Almost a third of patients (32%) treated by the London Ambulance Service were resuscitated and discharged from hospital in 2011/12.
The East of England has the second highest survival rate (24.4%) and the South Central region the lowest (10.8%). Across Europe only Stavanger in Norway has published a higher survival rate (52 per cent) than London’s.

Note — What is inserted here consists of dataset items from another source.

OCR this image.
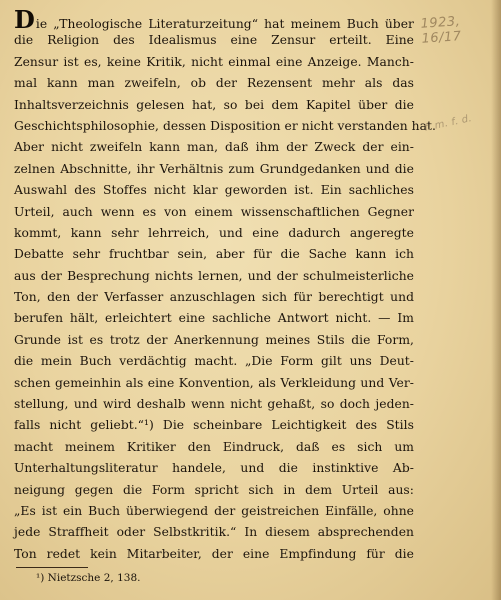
D ie „Theologische Literaturzeitung“ hat meinem Buch über
die Religion des Idealismus eine Zensur erteilt. Eine
Zensur ist es, keine Kritik, nicht einmal eine Anzeige. Manch-
mal kann man zweifeln, ob der Rezensent mehr als das
Inhaltsverzeichnis gelesen hat, so bei dem Kapitel über die
Geschichtsphilosophie, dessen Disposition er nicht verstanden hat.
Aber nicht zweifeln kann man, daß ihm der Zweck der ein-
zelnen Abschnitte, ihr Verhältnis zum Grundgedanken und die
Auswahl des Stoffes nicht klar geworden ist. Ein sachliches
Urteil, auch wenn es von einem wissenschaftlichen Gegner
kommt, kann sehr lehrreich, und eine dadurch angeregte
Debatte sehr fruchtbar sein, aber für die Sache kann ich
aus der Besprechung nichts lernen, und der schulmeisterliche
Ton, den der Verfasser anzuschlagen sich für berechtigt und
berufen hält, erleichtert eine sachliche Antwort nicht. — Im
Grunde ist es trotz der Anerkennung meines Stils die Form,
die mein Buch verdächtig macht. „Die Form gilt uns Deut-
schen gemeinhin als eine Konvention, als Verkleidung und Ver-
stellung, und wird deshalb wenn nicht gehaßt, so doch jeden-
falls nicht geliebt.“¹) Die scheinbare Leichtigkeit des Stils
macht meinem Kritiker den Eindruck, daß es sich um
Unterhaltungsliteratur handele, und die instinktive Ab-
neigung gegen die Form spricht sich in dem Urteil aus:
„Es ist ein Buch überwiegend der geistreichen Einfälle, ohne
jede Straffheit oder Selbstkritik.“ In diesem absprechenden
Ton redet kein Mitarbeiter, der eine Empfindung für die
1923, 16/17
f. m. f. d.
¹) Nietzsche 2, 138.
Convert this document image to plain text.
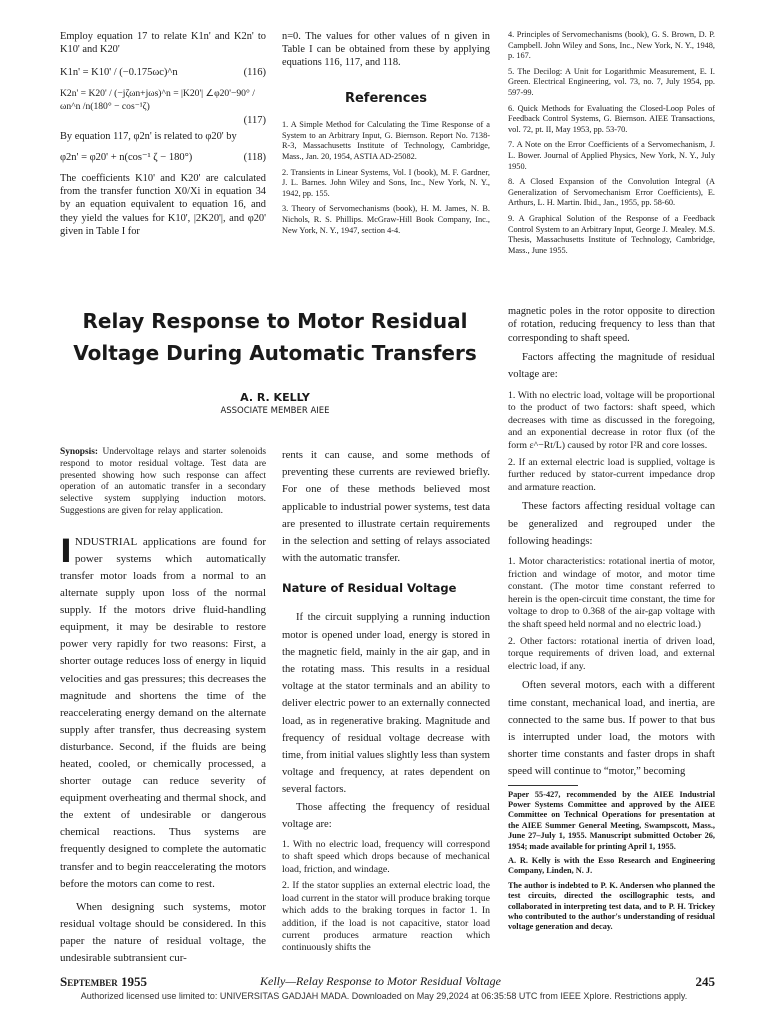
Employ equation 17 to relate K1n' and K2n' to K10' and K20'

K1n' = K10' / (−0.175ωc)^n	(116)
K2n' = K20' / (−jζωn+jωs)^n = |K20'| ∠φ20'−90° / ωn^n /n(180° − cos⁻¹ζ)
(117)

By equation 117, φ2n' is related to φ20' by

φ2n' = φ20' + n(cos⁻¹ ζ − 180°)	(118)

The coefficients K10' and K20' are calculated from the transfer function X0/Xi in equation 34 by an equation equivalent to equation 16, and they yield the values for K10', |2K20'|, and φ20' given in Table I for

n=0. The values for other values of n given in Table I can be obtained from these by applying equations 116, 117, and 118.

References

1. A Simple Method for Calculating the Time Response of a System to an Arbitrary Input, G. Biernson. Report No. 7138-R-3, Massachusetts Institute of Technology, Cambridge, Mass., Jan. 20, 1954, ASTIA AD-25082.

2. Transients in Linear Systems, Vol. I (book), M. F. Gardner, J. L. Barnes. John Wiley and Sons, Inc., New York, N. Y., 1942, pp. 155.

3. Theory of Servomechanisms (book), H. M. James, N. B. Nichols, R. S. Phillips. McGraw-Hill Book Company, Inc., New York, N. Y., 1947, section 4-4.

4. Principles of Servomechanisms (book), G. S. Brown, D. P. Campbell. John Wiley and Sons, Inc., New York, N. Y., 1948, p. 167.

5. The Decilog: A Unit for Logarithmic Measurement, E. I. Green. Electrical Engineering, vol. 73, no. 7, July 1954, pp. 597-99.

6. Quick Methods for Evaluating the Closed-Loop Poles of Feedback Control Systems, G. Biernson. AIEE Transactions, vol. 72, pt. II, May 1953, pp. 53-70.

7. A Note on the Error Coefficients of a Servomechanism, J. L. Bower. Journal of Applied Physics, New York, N. Y., July 1950.

8. A Closed Expansion of the Convolution Integral (A Generalization of Servomechanism Error Coefficients), E. Arthurs, L. H. Martin. Ibid., Jan., 1955, pp. 58-60.

9. A Graphical Solution of the Response of a Feedback Control System to an Arbitrary Input, George J. Mealey. M.S. Thesis, Massachusetts Institute of Technology, Cambridge, Mass., June 1955.

Relay Response to Motor Residual
Voltage During Automatic Transfers
A. R. KELLY
ASSOCIATE MEMBER AIEE

Synopsis: Undervoltage relays and starter solenoids respond to motor residual voltage. Test data are presented showing how such response can affect operation of an automatic transfer in a secondary selective system supplying induction motors. Suggestions are given for relay application.

INDUSTRIAL applications are found for power systems which automatically transfer motor loads from a normal to an alternate supply upon loss of the normal supply. If the motors drive fluid-handling equipment, it may be desirable to restore power very rapidly for two reasons: First, a shorter outage reduces loss of energy in liquid velocities and gas pressures; this decreases the magnitude and shortens the time of the reaccelerating energy demand on the alternate supply after transfer, thus decreasing system disturbance. Second, if the fluids are being heated, cooled, or chemically processed, a shorter outage can reduce severity of equipment overheating and thermal shock, and the extent of undesirable or dangerous chemical reactions. Thus systems are frequently designed to complete the automatic transfer and to begin reaccelerating the motors before the motors can come to rest.

When designing such systems, motor residual voltage should be considered. In this paper the nature of residual voltage, the undesirable subtransient cur-

rents it can cause, and some methods of preventing these currents are reviewed briefly. For one of these methods believed most applicable to industrial power systems, test data are presented to illustrate certain requirements in the selection and setting of relays associated with the automatic transfer.

Nature of Residual Voltage

If the circuit supplying a running induction motor is opened under load, energy is stored in the magnetic field, mainly in the air gap, and in the rotating mass. This results in a residual voltage at the stator terminals and an ability to deliver electric power to an externally connected load, as in regenerative braking. Magnitude and frequency of residual voltage decrease with time, from initial values slightly less than system voltage and frequency, at rates dependent on several factors.

Those affecting the frequency of residual voltage are:

1. With no electric load, frequency will correspond to shaft speed which drops because of mechanical load, friction, and windage.

2. If the stator supplies an external electric load, the load current in the stator will produce braking torque which adds to the braking torques in factor 1. In addition, if the load is not capacitive, stator load current produces armature reaction which continuously shifts the

magnetic poles in the rotor opposite to direction of rotation, reducing frequency to less than that corresponding to shaft speed.

Factors affecting the magnitude of residual voltage are:

1. With no electric load, voltage will be proportional to the product of two factors: shaft speed, which decreases with time as discussed in the foregoing, and an exponential decrease in rotor flux (of the form ε^−Rt/L) caused by rotor I²R and core losses.

2. If an external electric load is supplied, voltage is further reduced by stator-current impedance drop and armature reaction.

These factors affecting residual voltage can be generalized and regrouped under the following headings:

1. Motor characteristics: rotational inertia of motor, friction and windage of motor, and motor time constant. (The motor time constant referred to herein is the open-circuit time constant, the time for voltage to drop to 0.368 of the air-gap voltage with the shaft speed held normal and no electric load.)

2. Other factors: rotational inertia of driven load, torque requirements of driven load, and external electric load, if any.

Often several motors, each with a different time constant, mechanical load, and inertia, are connected to the same bus. If power to that bus is interrupted under load, the motors with shorter time constants and faster drops in shaft speed will continue to “motor,” becoming

Paper 55-427, recommended by the AIEE Industrial Power Systems Committee and approved by the AIEE Committee on Technical Operations for presentation at the AIEE Summer General Meeting, Swampscott, Mass., June 27–July 1, 1955. Manuscript submitted October 26, 1954; made available for printing April 1, 1955.

A. R. Kelly is with the Esso Research and Engineering Company, Linden, N. J.

The author is indebted to P. K. Andersen who planned the test circuits, directed the oscillographic tests, and collaborated in interpreting test data, and to P. H. Trickey who contributed to the author's understanding of residual voltage generation and decay.

September 1955	Kelly—Relay Response to Motor Residual Voltage	245
Authorized licensed use limited to: UNIVERSITAS GADJAH MADA. Downloaded on May 29,2024 at 06:35:58 UTC from IEEE Xplore. Restrictions apply.
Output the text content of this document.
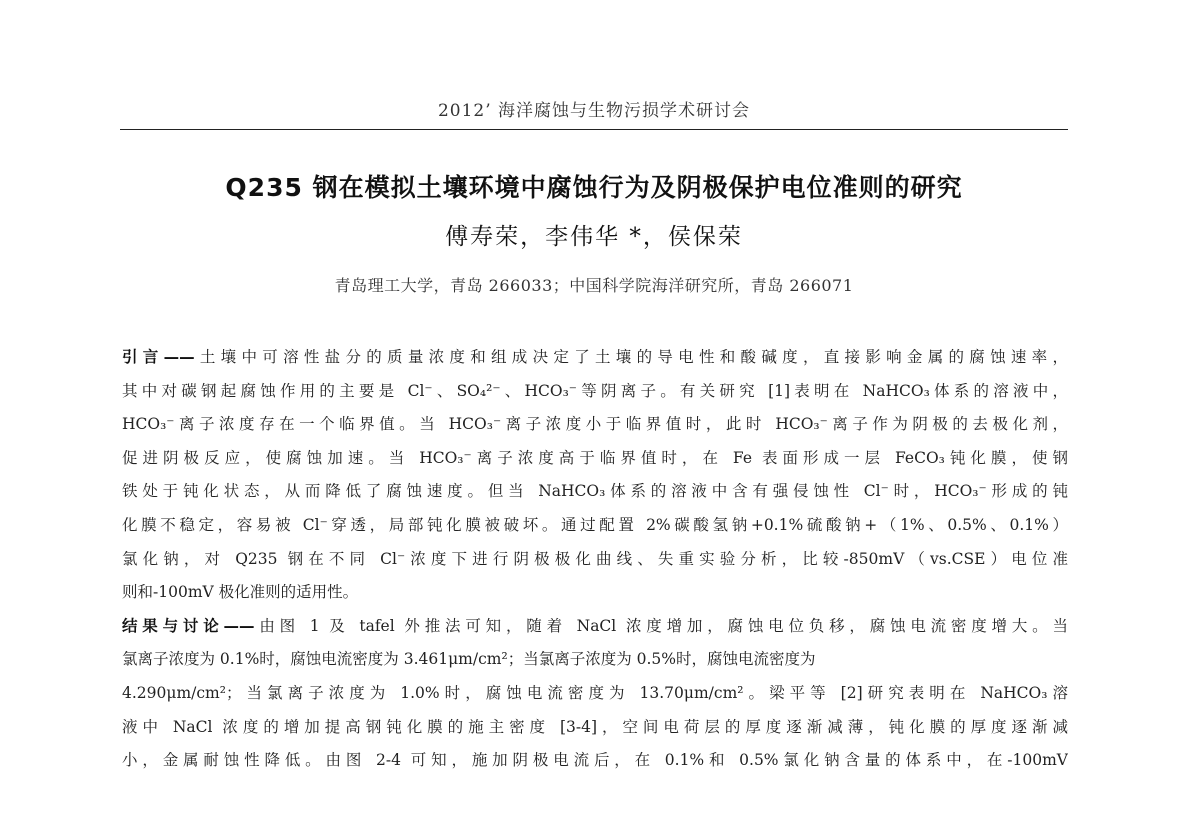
2012’ 海洋腐蚀与生物污损学术研讨会
Q235 钢在模拟土壤环境中腐蚀行为及阴极保护电位准则的研究
傅寿荣，李伟华 *，侯保荣
青岛理工大学，青岛 266033；中国科学院海洋研究所，青岛 266071
引言——土壤中可溶性盐分的质量浓度和组成决定了土壤的导电性和酸碱度，直接影响金属的腐蚀速率，
其中对碳钢起腐蚀作用的主要是 Cl⁻、SO₄²⁻、HCO₃⁻等阴离子。有关研究 [1]表明在 NaHCO₃体系的溶液中，
HCO₃⁻离子浓度存在一个临界值。当 HCO₃⁻离子浓度小于临界值时，此时 HCO₃⁻离子作为阴极的去极化剂，
促进阴极反应，使腐蚀加速。当 HCO₃⁻离子浓度高于临界值时，在 Fe 表面形成一层 FeCO₃钝化膜，使钢
铁处于钝化状态，从而降低了腐蚀速度。但当 NaHCO₃体系的溶液中含有强侵蚀性 Cl⁻时，HCO₃⁻形成的钝
化膜不稳定，容易被 Cl⁻穿透，局部钝化膜被破坏。通过配置 2%碳酸氢钠+0.1%硫酸钠+（1%、0.5%、0.1%）
氯化钠，对 Q235 钢在不同 Cl⁻浓度下进行阴极极化曲线、失重实验分析，比较-850mV（vs.CSE）电位准
则和-100mV 极化准则的适用性。
结果与讨论——由图 1 及 tafel 外推法可知，随着 NaCl 浓度增加，腐蚀电位负移，腐蚀电流密度增大。当
氯离子浓度为 0.1%时，腐蚀电流密度为 3.461μm/cm²；当氯离子浓度为 0.5%时，腐蚀电流密度为
4.290μm/cm²；当氯离子浓度为 1.0%时，腐蚀电流密度为 13.70μm/cm²。梁平等 [2]研究表明在 NaHCO₃溶
液中 NaCl 浓度的增加提高钢钝化膜的施主密度 [3-4]，空间电荷层的厚度逐渐减薄，钝化膜的厚度逐渐减
小，金属耐蚀性降低。由图 2-4 可知，施加阴极电流后，在 0.1%和 0.5%氯化钠含量的体系中，在-100mV
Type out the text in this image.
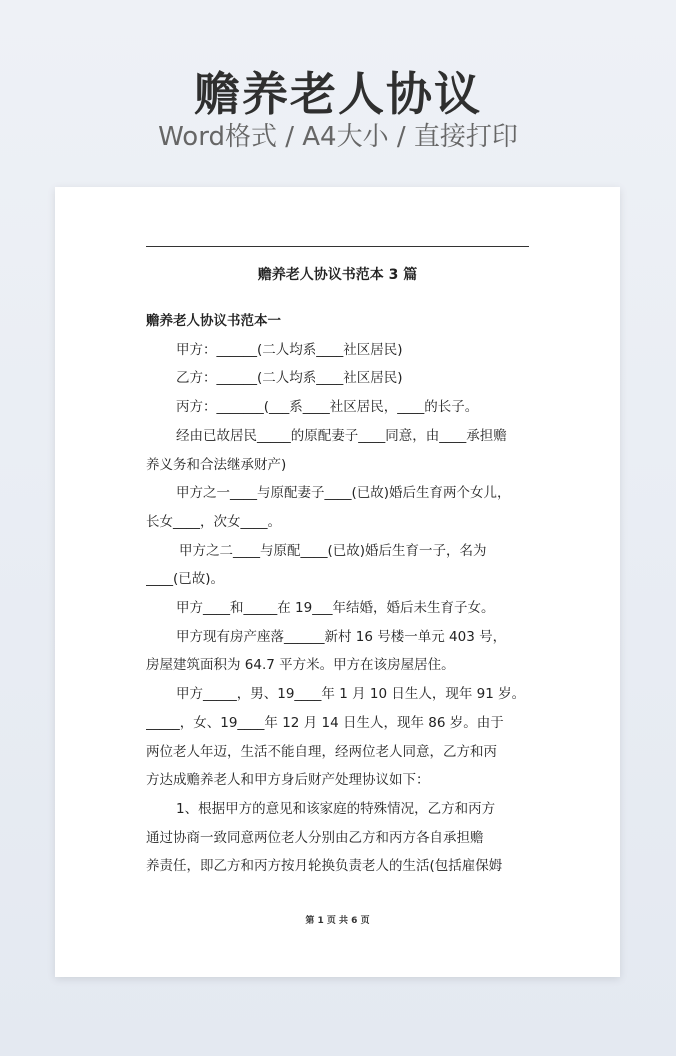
赡养老人协议
Word格式 / A4大小 / 直接打印
赡养老人协议书范本 3 篇

赡养老人协议书范本一

甲方：______(二人均系____社区居民)

乙方：______(二人均系____社区居民)

丙方：_______(___系____社区居民，____的长子。

经由已故居民_____的原配妻子____同意，由____承担赡

养义务和合法继承财产)

甲方之一____与原配妻子____(已故)婚后生育两个女儿，

长女____，次女____。

甲方之二____与原配____(已故)婚后生育一子，名为

____(已故)。

甲方____和_____在 19___年结婚，婚后未生育子女。

甲方现有房产座落______新村 16 号楼一单元 403 号，

房屋建筑面积为 64.7 平方米。甲方在该房屋居住。

甲方_____，男、19____年 1 月 10 日生人，现年 91 岁。

_____，女、19____年 12 月 14 日生人，现年 86 岁。由于

两位老人年迈，生活不能自理，经两位老人同意，乙方和丙

方达成赡养老人和甲方身后财产处理协议如下：

1、根据甲方的意见和该家庭的特殊情况，乙方和丙方

通过协商一致同意两位老人分别由乙方和丙方各自承担赡

养责任，即乙方和丙方按月轮换负责老人的生活(包括雇保姆

第 1 页 共 6 页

Ten years ago the capital’s survival rate was just 5%. The LAS says the increase is “primarily due to staff reaching patients quickly and delivering more effective clinical care.”
The Service’s cardiac arrest annual report 2011/12 also shows an increase in the number of members of the public attempting CPR while waiting for ambulance staff to arrive.
Experts say performing CPR “immediately” after cardiac arrest doubles the chances of chance of survival.
Earlier this year the LAS backed a British Heart Foundation campaign encouraging members of the public to use chest compressions, but not mouth-to-mouth, if they witness a cardiac arrest.
Commenting on the latest survival figures, LAS Medical Director Fionna Moore said: “These figures are excellent news for Londoners as they show a marked increase in the number of patients who have left hospital after an event which previously was regarded as fatal.”